We associate MSG with Chinese takeaway food but it’s used much more widely. Photo: James Sutton

Is MSG really bad for us?

MSG – the evil ingredient in Chinese food; at least there’s a lot of people who think that’s the case.

Most people believe it is used in Chinese cooking to thicken sauces but it is actually a flavour enhancer (just like salt and sugar). It will add the famous umami flavour to dishes – this difficult to explain savoury flavour we so love.

MSG stands for monosodium glutamate and is the salt (sodium) of glutamate acid which can be found naturally in foods like tomatoes and cheese.

MSG was first extracted from natural food by a Japanese biochemist who tried to isolate the flavour from seaweed (kombu to be precise) to add to stocks etc and most of stock cubes and granules have MSG included.

Production of MSG is done by bacterial fermentation with sodium added afterwards. Many people say that they get headaches after eating Chinese food but tests in the US have proven that this is not caused by MSG as it has no properties that could cause headaches.

It has been categorised as generally safe to consume by food safety authorities. MSG is gluten-free and can be used in many recipes – not only Asian-inspired ones. You can use it in making kimchi, ramen and stir fry dishes but also for burgers, pasta dishes and anywhere you like to add the umami flavour profile to your food.

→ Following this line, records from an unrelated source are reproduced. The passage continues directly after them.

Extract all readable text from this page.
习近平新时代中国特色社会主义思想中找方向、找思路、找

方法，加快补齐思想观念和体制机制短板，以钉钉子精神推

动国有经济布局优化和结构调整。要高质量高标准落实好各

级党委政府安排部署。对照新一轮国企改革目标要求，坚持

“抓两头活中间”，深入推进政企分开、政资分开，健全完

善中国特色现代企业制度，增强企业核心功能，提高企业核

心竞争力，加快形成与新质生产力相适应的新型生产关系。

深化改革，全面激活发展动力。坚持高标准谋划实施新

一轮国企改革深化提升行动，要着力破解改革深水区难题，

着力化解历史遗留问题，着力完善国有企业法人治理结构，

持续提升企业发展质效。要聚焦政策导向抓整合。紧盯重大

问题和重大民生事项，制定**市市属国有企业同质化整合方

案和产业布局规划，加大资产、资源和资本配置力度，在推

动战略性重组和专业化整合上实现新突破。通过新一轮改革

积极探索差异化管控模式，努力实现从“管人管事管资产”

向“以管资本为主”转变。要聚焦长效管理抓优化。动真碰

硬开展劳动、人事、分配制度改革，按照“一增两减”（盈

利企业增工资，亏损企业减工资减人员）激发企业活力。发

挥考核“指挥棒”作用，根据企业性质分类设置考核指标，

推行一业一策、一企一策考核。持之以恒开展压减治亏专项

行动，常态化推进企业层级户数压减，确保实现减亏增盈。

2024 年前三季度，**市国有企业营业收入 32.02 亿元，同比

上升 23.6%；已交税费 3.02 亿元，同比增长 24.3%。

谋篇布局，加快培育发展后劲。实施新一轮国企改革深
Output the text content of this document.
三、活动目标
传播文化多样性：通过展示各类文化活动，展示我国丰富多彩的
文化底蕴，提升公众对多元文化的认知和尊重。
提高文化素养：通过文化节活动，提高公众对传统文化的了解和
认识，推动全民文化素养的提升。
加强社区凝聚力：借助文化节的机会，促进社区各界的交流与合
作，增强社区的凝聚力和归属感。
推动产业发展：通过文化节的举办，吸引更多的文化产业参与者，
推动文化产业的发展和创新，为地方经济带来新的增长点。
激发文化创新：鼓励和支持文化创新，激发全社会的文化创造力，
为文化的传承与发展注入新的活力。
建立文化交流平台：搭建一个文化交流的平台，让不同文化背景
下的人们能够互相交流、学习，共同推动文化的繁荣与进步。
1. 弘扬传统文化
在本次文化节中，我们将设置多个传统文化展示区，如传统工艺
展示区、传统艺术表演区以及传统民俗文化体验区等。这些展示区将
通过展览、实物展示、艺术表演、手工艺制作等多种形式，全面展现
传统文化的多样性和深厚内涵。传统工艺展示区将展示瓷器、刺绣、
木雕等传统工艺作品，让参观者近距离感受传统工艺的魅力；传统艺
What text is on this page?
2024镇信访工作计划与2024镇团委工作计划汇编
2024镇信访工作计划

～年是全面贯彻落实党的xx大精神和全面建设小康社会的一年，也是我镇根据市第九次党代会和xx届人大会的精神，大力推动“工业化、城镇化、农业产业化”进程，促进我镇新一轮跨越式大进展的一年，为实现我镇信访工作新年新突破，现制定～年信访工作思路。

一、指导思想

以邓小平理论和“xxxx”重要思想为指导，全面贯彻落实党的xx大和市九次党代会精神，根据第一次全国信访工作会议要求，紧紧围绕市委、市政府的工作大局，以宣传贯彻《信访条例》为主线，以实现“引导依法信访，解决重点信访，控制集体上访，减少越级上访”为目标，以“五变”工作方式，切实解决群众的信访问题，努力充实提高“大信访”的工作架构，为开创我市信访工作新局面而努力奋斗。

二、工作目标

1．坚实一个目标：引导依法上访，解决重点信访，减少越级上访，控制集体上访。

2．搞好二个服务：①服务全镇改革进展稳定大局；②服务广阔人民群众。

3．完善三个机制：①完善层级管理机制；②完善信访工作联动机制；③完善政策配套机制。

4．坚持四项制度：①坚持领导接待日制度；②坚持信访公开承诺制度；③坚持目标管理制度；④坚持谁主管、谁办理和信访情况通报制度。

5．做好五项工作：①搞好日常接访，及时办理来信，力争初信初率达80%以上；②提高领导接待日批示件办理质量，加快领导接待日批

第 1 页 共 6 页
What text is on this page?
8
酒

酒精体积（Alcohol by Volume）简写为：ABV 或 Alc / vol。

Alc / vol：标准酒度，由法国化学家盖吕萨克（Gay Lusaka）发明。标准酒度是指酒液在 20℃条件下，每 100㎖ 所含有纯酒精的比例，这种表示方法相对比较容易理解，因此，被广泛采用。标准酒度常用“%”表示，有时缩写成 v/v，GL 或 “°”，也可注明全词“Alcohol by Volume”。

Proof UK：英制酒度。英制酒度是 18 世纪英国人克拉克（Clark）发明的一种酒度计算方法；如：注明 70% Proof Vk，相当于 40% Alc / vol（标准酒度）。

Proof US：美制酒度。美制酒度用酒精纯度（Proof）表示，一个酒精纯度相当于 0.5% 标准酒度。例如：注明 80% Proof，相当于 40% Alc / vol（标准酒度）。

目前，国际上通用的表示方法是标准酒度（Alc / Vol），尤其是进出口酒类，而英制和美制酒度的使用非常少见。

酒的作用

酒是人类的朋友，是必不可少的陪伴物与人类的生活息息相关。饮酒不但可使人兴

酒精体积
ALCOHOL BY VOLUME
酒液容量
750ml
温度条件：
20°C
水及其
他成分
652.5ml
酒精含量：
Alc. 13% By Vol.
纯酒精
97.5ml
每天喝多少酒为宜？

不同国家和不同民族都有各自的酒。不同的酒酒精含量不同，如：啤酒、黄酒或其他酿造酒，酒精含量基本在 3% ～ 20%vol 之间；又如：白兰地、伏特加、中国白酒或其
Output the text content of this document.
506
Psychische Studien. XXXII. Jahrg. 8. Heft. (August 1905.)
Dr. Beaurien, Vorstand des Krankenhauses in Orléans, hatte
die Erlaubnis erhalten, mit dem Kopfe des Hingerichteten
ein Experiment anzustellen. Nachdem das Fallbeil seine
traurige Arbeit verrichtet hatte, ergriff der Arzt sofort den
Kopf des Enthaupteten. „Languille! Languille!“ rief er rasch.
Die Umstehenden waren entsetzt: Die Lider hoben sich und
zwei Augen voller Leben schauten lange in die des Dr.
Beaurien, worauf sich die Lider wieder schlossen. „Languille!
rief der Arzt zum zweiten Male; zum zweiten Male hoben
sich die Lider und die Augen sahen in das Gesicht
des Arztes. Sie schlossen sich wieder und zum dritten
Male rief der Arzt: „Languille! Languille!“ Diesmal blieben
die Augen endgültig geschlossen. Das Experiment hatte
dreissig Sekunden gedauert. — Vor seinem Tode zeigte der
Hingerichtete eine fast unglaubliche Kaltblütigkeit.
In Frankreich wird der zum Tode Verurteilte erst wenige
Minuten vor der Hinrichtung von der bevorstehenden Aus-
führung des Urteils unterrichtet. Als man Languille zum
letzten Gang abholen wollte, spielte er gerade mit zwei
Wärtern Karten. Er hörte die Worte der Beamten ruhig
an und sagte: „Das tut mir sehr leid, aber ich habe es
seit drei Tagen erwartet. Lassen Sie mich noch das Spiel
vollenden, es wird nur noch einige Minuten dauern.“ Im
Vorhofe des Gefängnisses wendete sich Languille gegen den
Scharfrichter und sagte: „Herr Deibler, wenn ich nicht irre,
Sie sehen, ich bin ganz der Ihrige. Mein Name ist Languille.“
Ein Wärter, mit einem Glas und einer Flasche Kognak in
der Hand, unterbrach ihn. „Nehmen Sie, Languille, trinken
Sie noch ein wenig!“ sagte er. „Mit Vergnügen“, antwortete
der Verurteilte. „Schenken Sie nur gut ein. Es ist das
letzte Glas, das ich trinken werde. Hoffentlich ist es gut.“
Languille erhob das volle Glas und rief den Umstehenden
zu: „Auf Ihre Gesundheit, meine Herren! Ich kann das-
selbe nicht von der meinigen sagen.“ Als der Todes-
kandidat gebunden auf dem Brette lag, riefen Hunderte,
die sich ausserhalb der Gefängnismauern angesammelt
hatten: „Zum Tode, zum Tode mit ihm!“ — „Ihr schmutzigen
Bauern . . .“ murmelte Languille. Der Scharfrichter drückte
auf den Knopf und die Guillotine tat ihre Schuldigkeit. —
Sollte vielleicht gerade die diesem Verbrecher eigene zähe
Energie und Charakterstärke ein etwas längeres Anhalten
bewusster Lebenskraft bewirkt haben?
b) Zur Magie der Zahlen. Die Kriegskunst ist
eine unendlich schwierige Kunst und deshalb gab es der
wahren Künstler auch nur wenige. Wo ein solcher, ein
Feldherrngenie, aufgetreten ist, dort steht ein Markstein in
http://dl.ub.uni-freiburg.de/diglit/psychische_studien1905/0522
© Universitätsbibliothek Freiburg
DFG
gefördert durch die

Chefs seem to be divided by MSG – with Anthony Bourdain loving it but a Chinese Michelin starred chef uses chicken powder instead, saying he doesn’t serve anything he wouldn’t eat either.

Personally, I have never used MSG in cooking as I always assumed it was limited to Chinese/Asian cuisine. As I am discovering and learning more about Asian cooking, I have to amend my opinion about certain ingredients like MSG. I recently bought a Korean cookbook and none of the recipes include MSG but in a Japanese cookbook from 1984, MSG is used in some of the recipes.

Even back then, it seemed that people were concerned about the use of MSG and the cookbook addressed it by suggesting that people not use more than a quarter teaspoon per person. This was based on the assumption that MSG caused headaches.

While reading the Japanese cookbook, I found some interesting recipes with pork (I think we don’t use pork enough), one being satsuma jiru – a miso stew with pork and vegetables. The recipe itself is quite detailed with specific measurements but when it comes to MSG, it just stated MSG with no amounts given.

As the recipe is for six people and considering the guidelines in the book, it would make for one and a half teaspoons.

Now, I have to go and get some MSG (you should be able to get it in most Asian food markets) and start experimenting with it – watch this space for updates!